Maternal immunity lasts between 6 and 12 weeks. In order to be effective, vaccinations are given to puppies at 6-8 weeks, 12 weeks, and 16 weeks of age.
While the risks associated with vaccinations are low, no veterinarian wants to cause a problem in a healthy animal with a preventative treatment. For this reason, we choose vaccinations based upon the lifestyle and risk factors of the pet. We will discuss the various options with you. Multiple diseases are sometimes combined into one vaccine to reduce stress and side effects for your puppy.
Vaccines for Dogs
The DHPP vaccine (commonly referred to as the distemper vaccine) covers four major illnesses in dogs: distemper, adenovirus (hepatitis), parainfluenza, and parvovirus.
- Canine distemper: a severe viral infection of the respiratory, digestive and neurologic system, usually resulting in death.
- Hepatitis: a viral infection of the liver.
- Parainfluenza: a viral infection of the respiratory system, part of the complex of diseases commonly known as “kennel cough”.
- Parvovirus: A viral infection of the gastrointestinal system causing severe diarrhea and vomiting. Canine parvovirus primarily affects puppies, highly contagious, potentially fatal.
Leptospirosis is a bacterial infection that primarily affects the liver and kidneys. This vaccination is considered an important one in the New England area, which has a relatively high incidence of this disease. It is passed via water sources (ponds, lakes, wetlands, and rainwater) from wildlife and other dogs.
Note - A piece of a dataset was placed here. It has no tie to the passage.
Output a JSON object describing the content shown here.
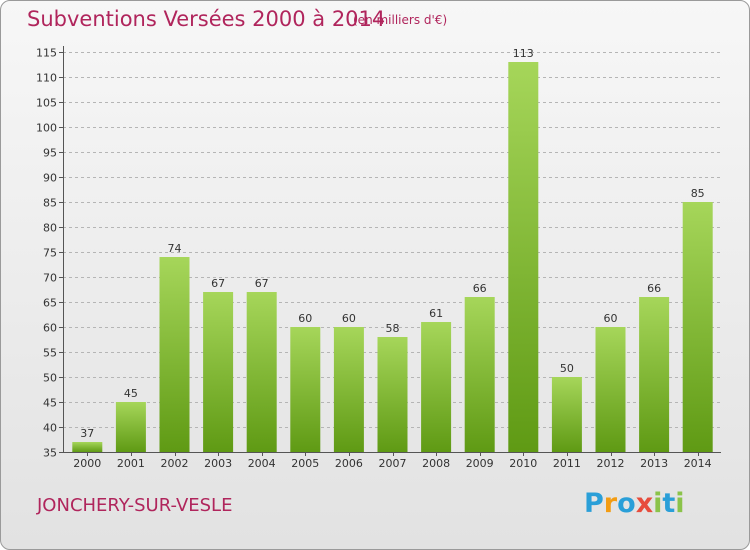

Lyme disease is bacterial infection passed to dogs via tick bite. This disease has an extremely high incidence in Massachusetts and is considered an essential vaccination in New England.
Rabies is fatal viral infection of the neurologic system which is communicable to all mammals (including humans).
Kennel Cough (Bordetella & Parainfluenza) Vaccine
Kennel Cough is combination of viral and bacterial agents causing a cough which can vary from mild and self-limiting to a severe pneumonia. The kennel cough vaccine is important for dogs who spend time with other dogs: at the dog park, doggy daycare, boarding, training classes, or going to the groomer.
Canine Influenza Vaccine
Canine Influenza is a new or “emerging” disease, canine influenza is a distinct strain from human influenza and is therefore not transmissible to people. It causes similar symptoms (cough, fever, runny nose) to kennel cough and human influenza. The vaccine should be considered in dogs that will be boarded, groomed, or exposed to large numbers of other dogs.
Your veterinarian can recommend the best frequency of booster shots for your dog based on his or her lifestyle. Every year, or every three years is standard for core vaccinations for most dogs.